In March, western provinces totalled only nine confirmed rabies cases compared to Ontario’s 35.

Anderson said the greatest number of incidents have occurred in Hamilton, where 305 cases have been confirmed to date. Most cases are in raccoons and skunks, but it has also been found in a fox, two cats and a llama.

The Hamilton outbreak has been traced to a strain active 500 kilometres away in southeastern New York state.

An animal carrying the disease “probably hopped a truck,” Anderson said.

She attributed the outbreak to persistence of the disease in local wildlife populations at levels too low to be detected.

Vaccinating livestock in high-risk areas can be a good idea, she said.

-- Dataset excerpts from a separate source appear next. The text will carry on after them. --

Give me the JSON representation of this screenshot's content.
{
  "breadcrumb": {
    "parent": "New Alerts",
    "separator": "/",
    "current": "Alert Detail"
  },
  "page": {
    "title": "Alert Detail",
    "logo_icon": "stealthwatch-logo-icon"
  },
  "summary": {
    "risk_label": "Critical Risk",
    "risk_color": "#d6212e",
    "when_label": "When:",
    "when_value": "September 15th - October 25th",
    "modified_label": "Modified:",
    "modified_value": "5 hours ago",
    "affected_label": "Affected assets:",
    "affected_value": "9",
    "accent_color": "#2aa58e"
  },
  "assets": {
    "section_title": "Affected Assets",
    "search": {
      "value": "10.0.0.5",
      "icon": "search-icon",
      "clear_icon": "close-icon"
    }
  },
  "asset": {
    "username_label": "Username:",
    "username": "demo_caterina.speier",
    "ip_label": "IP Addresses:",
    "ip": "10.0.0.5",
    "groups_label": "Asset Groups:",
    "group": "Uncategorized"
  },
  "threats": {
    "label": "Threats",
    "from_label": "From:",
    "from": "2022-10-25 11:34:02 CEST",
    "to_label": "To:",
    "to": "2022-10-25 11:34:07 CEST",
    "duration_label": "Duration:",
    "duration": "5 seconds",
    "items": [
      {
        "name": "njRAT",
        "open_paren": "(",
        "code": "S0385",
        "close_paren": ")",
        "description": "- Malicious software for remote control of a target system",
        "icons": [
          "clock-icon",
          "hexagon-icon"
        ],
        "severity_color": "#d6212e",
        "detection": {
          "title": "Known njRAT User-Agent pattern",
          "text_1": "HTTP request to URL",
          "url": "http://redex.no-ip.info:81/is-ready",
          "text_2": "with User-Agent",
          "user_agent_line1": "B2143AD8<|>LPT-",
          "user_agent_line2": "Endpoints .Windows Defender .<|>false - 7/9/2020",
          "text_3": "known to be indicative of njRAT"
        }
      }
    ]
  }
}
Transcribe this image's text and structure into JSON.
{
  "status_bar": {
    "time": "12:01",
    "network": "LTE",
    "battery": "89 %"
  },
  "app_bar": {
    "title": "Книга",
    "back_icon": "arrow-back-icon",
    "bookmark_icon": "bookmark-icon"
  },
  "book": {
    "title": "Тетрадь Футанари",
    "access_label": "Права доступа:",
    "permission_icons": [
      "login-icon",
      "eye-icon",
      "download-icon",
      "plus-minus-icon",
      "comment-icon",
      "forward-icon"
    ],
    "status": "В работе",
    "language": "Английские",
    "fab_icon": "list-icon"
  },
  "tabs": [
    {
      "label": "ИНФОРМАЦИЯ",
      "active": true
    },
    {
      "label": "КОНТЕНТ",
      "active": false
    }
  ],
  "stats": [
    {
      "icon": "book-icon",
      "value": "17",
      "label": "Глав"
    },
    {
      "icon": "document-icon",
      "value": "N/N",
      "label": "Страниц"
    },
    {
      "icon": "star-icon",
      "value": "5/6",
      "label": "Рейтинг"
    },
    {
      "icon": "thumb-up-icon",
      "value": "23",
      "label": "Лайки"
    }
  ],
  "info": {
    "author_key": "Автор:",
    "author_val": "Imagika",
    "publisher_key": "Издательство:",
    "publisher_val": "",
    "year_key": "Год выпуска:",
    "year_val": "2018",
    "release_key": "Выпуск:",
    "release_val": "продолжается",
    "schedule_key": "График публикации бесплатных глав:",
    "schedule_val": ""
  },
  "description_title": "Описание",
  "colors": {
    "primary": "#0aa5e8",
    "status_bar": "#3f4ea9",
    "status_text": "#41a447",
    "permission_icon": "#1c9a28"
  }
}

“Vaccine costs money and it takes effort to get animals vaccinated, and that’s why it always has to be a conversation between the producer and their veterinarian.”

Livestock and pets can form a bridge for the disease to pass from wildlife to people, she added, so vaccination of these animals also protects the people who handle them.

The Ontario Ministry of Natural Resources and Forestry is responsibile for controlling the disease in wildlife.

Opportunities to drop an oral vaccine in bait by air are limited, so the bait must be dropped by hand. The ministry has baited a 50-km zone around all the positive cases to help prevent spread and no cases have appeared outside of the control zone, Anderson said.

Steven Crawford, a large animal veterinarian with Newry Veterinary Service near Atwood, dealt with two confirmed cases in dairy cows on one farm — one late last fall and the other mid-March.

He suspects rabies in another animal’s death on the same farm last July although post-mortem results were inconclusive.

“The only finding that was of real clinical significance was that the animal was extremely dehydrated,“ he said, noting one signal of rabies is a fear of water.

It’s common to have delays be-tween instances of the disease occurring on the same farm or local area, he said.

The virus must reach an animal’s brain to trigger the disease. The infection travels through the nervous system, and the amount of time it takes to reach the brain depends on where the animal was bitten.

Crawford said he is not aware of any instances of cattle transmitting the virus to people.